In the last month the HSBC Holdings plc (LON:HSBA) (HSBA.L) share price has risen by 8%. That’s a better performance than the FTSE 100, which is up by 6% in the same time period.
Clearly, the company is becoming increasingly popular among investors. In my view, this trend could continue over the medium term, with the company’s strategy having the potential to boost its overall performance.
Sure, HSBC’s valuation may appear a little high at first glance. It has a PE ratio of around 16 at the moment. And with its EPS growth rate due to be under 5% next year, the potential for a higher rating may seem to be limited.
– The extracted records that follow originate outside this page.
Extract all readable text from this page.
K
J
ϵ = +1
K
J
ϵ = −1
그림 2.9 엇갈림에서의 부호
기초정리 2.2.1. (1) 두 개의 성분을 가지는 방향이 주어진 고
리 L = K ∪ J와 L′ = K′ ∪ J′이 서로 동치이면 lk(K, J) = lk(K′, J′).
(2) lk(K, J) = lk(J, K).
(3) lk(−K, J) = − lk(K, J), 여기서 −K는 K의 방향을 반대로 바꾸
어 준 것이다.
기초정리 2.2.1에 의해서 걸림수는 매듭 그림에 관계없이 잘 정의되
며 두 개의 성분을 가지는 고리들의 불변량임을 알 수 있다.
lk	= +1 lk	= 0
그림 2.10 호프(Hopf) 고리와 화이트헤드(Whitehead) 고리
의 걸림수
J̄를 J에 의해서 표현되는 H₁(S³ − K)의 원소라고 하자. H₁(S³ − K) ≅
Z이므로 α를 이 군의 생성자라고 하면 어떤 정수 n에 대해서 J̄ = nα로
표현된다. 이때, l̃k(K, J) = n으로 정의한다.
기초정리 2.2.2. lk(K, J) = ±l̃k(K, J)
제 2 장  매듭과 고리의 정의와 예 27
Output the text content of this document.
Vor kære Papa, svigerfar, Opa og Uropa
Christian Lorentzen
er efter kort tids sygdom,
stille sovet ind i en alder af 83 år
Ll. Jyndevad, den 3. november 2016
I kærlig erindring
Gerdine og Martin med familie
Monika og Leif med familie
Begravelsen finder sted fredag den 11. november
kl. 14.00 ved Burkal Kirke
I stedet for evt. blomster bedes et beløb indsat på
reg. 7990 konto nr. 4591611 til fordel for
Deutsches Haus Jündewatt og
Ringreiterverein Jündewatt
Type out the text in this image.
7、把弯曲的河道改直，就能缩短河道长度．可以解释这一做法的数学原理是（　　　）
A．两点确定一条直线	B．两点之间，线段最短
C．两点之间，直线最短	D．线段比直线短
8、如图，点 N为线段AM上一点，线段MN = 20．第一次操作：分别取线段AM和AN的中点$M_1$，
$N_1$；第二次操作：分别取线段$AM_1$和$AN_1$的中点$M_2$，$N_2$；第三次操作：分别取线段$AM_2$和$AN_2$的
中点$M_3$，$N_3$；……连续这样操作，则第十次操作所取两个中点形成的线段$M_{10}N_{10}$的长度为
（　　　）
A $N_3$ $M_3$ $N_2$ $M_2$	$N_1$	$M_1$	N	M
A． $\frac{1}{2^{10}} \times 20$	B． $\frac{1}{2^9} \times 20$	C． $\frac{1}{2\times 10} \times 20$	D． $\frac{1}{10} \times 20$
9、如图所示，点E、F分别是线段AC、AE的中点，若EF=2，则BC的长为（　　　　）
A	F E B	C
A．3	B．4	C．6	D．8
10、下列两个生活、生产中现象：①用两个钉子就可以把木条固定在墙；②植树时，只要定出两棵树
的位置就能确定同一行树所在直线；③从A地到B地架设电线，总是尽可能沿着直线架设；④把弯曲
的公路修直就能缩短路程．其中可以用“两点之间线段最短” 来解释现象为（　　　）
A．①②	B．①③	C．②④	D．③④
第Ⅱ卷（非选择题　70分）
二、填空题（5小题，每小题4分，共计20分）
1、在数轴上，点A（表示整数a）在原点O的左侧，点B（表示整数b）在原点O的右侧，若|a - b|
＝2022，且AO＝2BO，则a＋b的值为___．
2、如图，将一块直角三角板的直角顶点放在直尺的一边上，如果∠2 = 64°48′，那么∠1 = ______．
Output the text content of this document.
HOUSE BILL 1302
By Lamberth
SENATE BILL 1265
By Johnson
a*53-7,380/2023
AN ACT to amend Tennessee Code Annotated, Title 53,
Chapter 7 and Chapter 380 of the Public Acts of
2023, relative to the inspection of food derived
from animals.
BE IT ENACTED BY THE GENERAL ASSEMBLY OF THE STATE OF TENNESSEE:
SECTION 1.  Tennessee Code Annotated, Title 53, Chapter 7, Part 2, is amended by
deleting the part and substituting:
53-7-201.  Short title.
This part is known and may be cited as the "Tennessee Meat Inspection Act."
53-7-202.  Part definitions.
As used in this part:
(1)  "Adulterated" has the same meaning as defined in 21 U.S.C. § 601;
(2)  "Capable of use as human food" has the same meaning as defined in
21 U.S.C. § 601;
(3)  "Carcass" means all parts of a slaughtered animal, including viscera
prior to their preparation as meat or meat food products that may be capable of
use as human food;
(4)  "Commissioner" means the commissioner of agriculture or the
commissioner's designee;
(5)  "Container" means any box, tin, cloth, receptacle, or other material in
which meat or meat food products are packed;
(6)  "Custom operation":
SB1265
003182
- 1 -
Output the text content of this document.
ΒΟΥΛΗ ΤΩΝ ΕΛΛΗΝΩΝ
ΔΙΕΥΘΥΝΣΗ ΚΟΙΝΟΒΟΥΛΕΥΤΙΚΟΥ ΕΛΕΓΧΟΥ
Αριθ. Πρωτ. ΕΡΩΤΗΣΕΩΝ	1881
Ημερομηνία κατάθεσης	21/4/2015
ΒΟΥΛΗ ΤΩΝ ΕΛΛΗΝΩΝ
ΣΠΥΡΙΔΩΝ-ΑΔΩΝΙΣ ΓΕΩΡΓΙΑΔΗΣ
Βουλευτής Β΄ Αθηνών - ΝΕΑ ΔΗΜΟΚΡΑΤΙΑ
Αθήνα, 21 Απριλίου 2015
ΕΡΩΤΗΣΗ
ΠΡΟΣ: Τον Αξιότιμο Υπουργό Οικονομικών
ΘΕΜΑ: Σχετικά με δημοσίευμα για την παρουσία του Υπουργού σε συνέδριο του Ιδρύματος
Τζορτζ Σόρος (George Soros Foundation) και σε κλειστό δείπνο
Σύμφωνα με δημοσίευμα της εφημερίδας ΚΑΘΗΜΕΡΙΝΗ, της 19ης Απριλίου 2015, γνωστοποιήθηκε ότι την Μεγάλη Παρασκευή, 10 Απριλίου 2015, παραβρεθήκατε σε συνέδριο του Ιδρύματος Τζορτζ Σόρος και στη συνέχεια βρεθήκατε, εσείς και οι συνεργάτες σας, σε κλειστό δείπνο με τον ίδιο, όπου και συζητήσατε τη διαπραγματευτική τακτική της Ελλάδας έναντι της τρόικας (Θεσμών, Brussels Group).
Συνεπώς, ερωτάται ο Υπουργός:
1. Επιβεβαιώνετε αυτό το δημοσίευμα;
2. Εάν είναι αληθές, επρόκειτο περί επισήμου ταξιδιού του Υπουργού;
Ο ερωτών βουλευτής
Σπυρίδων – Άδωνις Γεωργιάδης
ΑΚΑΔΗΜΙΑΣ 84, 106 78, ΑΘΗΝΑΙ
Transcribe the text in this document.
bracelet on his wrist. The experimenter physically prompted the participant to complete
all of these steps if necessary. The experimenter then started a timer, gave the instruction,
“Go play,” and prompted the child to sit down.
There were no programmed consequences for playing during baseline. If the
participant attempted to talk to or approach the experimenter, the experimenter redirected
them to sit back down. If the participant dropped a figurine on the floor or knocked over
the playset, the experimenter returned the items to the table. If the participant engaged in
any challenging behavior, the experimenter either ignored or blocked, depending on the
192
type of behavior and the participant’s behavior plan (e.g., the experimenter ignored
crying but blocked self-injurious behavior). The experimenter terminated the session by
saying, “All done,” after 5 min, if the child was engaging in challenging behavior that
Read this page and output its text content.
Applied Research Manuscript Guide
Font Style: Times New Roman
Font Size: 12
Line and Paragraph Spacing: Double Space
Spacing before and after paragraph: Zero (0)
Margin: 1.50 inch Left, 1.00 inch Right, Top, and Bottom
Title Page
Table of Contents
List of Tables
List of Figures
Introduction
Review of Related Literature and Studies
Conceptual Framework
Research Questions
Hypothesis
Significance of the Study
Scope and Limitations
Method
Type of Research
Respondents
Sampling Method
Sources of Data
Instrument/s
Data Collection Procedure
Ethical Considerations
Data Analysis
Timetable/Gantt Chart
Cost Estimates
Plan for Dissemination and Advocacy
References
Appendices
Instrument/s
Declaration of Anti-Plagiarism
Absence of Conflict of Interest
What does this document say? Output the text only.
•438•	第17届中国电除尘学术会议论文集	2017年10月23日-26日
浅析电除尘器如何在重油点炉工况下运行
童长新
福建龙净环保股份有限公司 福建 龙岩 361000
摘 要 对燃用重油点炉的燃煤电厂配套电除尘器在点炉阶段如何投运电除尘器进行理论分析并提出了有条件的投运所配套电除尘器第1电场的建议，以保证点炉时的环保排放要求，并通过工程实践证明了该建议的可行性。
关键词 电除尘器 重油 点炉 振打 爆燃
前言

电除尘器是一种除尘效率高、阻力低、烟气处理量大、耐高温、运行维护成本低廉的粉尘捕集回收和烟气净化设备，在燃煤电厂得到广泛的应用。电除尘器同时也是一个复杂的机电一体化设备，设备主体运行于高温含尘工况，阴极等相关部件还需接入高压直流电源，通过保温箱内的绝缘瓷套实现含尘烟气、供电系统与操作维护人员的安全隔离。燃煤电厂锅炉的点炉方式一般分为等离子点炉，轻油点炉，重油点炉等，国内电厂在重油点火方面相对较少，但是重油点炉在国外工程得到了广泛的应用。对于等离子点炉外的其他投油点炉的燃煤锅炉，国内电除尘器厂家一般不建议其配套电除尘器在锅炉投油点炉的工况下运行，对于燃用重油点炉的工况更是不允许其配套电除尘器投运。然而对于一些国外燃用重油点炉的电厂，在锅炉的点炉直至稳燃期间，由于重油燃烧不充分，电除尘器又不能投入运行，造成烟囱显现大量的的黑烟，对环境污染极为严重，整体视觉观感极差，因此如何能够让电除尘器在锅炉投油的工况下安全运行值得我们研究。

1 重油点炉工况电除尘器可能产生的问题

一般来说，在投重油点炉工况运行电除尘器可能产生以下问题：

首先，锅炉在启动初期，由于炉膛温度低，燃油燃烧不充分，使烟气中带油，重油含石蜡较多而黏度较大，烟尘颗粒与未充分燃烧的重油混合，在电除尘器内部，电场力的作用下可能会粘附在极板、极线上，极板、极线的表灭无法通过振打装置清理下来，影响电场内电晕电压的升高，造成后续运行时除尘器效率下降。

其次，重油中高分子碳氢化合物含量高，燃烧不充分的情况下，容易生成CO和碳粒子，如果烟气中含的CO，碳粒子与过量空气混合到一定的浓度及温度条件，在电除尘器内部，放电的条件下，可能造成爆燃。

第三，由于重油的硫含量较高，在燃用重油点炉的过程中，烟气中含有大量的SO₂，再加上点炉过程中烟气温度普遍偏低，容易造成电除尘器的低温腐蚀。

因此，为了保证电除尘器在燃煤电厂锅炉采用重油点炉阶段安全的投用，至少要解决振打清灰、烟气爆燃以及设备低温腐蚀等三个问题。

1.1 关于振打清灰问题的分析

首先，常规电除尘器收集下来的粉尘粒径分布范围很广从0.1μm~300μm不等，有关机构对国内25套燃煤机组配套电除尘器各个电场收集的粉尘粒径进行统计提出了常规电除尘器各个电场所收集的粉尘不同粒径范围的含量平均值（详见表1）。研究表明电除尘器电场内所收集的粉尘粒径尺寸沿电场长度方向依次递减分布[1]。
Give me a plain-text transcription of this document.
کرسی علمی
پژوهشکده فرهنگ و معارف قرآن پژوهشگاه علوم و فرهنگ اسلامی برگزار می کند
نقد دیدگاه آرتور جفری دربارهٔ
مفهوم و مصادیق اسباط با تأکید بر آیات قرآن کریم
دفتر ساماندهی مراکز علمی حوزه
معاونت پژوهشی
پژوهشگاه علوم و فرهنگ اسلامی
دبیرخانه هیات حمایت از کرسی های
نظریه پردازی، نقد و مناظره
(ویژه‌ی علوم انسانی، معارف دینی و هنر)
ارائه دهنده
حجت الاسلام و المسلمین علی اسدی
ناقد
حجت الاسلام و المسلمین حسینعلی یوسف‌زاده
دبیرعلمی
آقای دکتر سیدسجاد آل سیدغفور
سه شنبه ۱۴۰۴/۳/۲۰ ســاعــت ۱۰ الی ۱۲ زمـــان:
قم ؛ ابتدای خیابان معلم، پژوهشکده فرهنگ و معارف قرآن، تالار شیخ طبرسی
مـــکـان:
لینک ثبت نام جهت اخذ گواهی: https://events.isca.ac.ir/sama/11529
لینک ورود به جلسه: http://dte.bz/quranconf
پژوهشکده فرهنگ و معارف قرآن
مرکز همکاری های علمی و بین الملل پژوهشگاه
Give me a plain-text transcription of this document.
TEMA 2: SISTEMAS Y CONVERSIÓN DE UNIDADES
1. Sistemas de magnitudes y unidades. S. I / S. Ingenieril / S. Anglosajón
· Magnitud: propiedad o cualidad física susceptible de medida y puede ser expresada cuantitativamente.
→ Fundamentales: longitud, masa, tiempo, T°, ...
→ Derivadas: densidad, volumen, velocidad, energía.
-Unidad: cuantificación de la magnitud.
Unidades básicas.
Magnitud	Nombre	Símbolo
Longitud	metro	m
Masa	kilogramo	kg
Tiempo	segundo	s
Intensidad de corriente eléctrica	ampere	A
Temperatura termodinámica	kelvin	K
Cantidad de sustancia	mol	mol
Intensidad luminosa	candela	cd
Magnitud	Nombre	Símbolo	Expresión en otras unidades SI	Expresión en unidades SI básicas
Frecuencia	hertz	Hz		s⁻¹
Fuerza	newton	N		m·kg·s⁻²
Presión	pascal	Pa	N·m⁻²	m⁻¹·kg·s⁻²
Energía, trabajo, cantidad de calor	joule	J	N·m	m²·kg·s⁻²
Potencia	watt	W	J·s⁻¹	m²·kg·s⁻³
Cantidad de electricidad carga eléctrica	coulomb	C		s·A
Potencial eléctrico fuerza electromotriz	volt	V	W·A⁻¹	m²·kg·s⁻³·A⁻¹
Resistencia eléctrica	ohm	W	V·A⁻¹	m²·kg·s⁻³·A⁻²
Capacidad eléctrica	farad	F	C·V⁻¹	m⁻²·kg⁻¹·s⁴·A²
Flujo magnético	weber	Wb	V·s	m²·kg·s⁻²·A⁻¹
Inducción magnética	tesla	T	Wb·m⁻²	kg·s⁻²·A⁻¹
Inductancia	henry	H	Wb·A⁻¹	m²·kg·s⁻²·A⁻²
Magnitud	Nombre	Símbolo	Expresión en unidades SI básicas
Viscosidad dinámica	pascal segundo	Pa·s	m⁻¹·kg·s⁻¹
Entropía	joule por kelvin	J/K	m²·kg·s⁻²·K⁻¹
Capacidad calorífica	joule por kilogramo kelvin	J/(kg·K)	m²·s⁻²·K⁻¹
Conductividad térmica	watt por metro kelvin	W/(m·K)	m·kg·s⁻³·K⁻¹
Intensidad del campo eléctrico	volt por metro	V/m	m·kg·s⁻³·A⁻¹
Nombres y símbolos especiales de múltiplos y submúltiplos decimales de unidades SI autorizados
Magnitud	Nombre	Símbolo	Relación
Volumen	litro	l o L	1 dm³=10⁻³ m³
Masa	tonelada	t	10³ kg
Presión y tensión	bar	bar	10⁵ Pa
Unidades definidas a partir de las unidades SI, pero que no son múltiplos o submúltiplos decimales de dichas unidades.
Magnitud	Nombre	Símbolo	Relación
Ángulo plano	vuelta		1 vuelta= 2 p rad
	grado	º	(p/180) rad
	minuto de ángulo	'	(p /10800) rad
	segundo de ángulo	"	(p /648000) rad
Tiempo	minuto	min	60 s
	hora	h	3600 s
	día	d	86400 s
But in my view, the company’s stock price could move higher at a faster pace than the wider index. It seems to have the potential to generate improving financial and operational performance over the coming years which could filter down into a higher valuation.
For instance, it is focusing on reinvesting for future growth. With it having significant exposure to the fast-growing Asian economy, this may lead to strong growth opportunities. It could mean that while its operating costs remain high and its cost to income ratio is less impressive than some of its sector peers, the bank is able to generate further capital growth.
On top of its share price growth potential, HSBC also has a dividend yield of over 5%. This remains one of the higher yields in the FTSE 100 and could mean that its total returns are above the index’s long-term average.
Therefore, in my opinion the prospects for the company appear to be positive. It has enjoyed a strong few weeks and while volatility may increase, its overall trajectory could be an upward one over the coming years. As a result, I’m optimistic about its investment potential.